The Solution: A “Bankable” Spine for African Trade
The required cold chain infrastructure is a high-return, strategic asset class waiting for investment. Unlike many public works, cold chain projects are eminently bankable. They are asset-backed (the physical warehouses and truck fleets) and can generate predictable, recurring cash flows from service fees paid by a diverse customer base—from smallholder farmers to pharmaceutical distributors.
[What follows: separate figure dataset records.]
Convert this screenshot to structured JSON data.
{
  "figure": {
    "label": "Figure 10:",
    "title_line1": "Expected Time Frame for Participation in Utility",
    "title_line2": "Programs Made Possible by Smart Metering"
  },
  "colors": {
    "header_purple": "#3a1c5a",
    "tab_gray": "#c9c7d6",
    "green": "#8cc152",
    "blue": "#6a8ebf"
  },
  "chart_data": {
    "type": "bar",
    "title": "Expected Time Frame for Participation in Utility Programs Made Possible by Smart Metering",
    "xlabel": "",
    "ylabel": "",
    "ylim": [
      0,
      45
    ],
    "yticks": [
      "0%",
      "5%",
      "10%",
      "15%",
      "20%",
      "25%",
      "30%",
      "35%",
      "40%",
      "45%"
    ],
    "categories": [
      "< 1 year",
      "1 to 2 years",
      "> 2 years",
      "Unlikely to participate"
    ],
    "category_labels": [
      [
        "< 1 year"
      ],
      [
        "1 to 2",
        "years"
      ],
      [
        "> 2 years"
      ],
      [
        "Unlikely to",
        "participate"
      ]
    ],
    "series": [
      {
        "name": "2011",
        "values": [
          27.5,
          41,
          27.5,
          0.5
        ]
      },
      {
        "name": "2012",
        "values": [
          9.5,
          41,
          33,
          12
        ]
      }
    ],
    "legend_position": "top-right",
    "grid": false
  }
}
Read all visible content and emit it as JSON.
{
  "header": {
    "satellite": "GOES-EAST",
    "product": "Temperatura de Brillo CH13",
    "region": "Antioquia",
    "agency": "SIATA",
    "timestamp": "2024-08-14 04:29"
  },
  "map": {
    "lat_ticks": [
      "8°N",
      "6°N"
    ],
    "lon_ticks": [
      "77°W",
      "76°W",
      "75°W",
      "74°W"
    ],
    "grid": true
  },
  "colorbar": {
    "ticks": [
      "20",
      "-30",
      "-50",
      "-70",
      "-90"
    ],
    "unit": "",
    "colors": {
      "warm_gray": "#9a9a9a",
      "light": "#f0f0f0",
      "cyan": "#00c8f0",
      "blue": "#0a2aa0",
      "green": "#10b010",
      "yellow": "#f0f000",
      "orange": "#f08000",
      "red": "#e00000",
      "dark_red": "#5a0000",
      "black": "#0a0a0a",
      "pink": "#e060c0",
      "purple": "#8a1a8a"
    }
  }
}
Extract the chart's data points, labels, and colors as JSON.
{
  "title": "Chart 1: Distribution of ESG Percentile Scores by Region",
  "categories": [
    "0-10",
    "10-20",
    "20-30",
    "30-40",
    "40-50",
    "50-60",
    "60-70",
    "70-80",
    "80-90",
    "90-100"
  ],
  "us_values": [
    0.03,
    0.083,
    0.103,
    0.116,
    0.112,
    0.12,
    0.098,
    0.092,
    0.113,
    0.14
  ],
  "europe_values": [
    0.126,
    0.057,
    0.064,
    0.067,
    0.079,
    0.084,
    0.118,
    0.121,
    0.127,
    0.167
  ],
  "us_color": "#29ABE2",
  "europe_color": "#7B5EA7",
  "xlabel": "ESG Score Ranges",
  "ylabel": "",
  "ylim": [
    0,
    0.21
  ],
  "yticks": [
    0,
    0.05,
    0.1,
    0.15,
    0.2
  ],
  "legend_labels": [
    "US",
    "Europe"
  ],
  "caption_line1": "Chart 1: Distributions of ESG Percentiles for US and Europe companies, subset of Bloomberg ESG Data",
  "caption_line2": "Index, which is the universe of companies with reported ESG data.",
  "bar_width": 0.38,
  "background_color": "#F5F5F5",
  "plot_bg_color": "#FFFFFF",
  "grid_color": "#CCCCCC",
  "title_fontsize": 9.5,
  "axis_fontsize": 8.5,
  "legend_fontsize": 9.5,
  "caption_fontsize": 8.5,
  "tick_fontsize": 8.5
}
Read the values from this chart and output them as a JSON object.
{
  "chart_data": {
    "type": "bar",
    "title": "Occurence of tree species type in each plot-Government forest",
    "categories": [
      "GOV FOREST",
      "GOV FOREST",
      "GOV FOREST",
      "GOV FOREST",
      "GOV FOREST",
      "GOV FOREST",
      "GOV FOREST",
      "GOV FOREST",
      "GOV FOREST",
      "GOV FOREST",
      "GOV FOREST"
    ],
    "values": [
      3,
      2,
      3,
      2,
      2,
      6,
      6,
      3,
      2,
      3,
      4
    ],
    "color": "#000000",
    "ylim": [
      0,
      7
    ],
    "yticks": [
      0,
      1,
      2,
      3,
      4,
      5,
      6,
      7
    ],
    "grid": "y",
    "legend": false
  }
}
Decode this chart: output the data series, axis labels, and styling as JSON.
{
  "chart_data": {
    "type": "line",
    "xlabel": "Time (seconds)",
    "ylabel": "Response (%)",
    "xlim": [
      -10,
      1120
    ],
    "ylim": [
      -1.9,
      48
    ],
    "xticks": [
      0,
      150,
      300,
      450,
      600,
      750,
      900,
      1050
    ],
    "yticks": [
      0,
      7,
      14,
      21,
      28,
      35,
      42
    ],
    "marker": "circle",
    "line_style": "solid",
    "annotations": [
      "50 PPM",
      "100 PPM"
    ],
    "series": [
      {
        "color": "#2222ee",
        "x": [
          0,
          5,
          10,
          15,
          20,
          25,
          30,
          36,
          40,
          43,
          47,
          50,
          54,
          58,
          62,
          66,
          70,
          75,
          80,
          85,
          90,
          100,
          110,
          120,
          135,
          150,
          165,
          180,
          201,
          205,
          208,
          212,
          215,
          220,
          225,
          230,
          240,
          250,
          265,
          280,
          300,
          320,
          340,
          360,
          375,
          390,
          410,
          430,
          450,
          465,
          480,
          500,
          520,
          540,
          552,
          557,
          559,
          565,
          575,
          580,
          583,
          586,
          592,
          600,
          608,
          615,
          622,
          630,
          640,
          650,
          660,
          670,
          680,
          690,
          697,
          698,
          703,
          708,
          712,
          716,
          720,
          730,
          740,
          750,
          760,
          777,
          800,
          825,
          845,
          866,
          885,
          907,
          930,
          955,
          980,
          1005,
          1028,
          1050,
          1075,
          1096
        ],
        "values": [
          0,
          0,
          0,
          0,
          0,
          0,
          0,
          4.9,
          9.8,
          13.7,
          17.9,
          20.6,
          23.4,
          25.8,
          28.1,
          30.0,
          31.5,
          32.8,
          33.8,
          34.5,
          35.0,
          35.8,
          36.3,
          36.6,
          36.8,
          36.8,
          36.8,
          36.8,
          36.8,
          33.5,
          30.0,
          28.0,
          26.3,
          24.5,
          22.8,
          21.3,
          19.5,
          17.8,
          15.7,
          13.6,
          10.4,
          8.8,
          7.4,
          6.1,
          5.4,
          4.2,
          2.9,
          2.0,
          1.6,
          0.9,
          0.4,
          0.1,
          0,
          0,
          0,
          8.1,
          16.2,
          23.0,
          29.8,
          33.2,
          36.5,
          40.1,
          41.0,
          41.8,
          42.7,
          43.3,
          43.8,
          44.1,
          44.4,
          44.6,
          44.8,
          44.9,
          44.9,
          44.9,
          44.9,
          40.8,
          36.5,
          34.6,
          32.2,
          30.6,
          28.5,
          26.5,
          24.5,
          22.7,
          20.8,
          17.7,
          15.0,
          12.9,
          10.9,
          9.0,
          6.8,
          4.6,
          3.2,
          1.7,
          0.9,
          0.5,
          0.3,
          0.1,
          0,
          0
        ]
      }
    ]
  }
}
This infrastructure creates a “common language” of quality and reliability. When a buyer in Lagos knows that produce from Ghana has been kept in an unbroken cold chain, it removes uncertainty and creates the trust necessary for trade to flourish. It allows thousands of producers to finally access the vast, integrated market the AfCFTA promises.
From Treaty to Trucks
The visionary work of the diplomats who drafted the AfCFTA is largely complete. Now, the crucial next phase of work—for engineers, financiers, and logistics experts—must begin. The AfCFTA was signed with a pen, but it will only be delivered by a refrigerated warehouse and truck.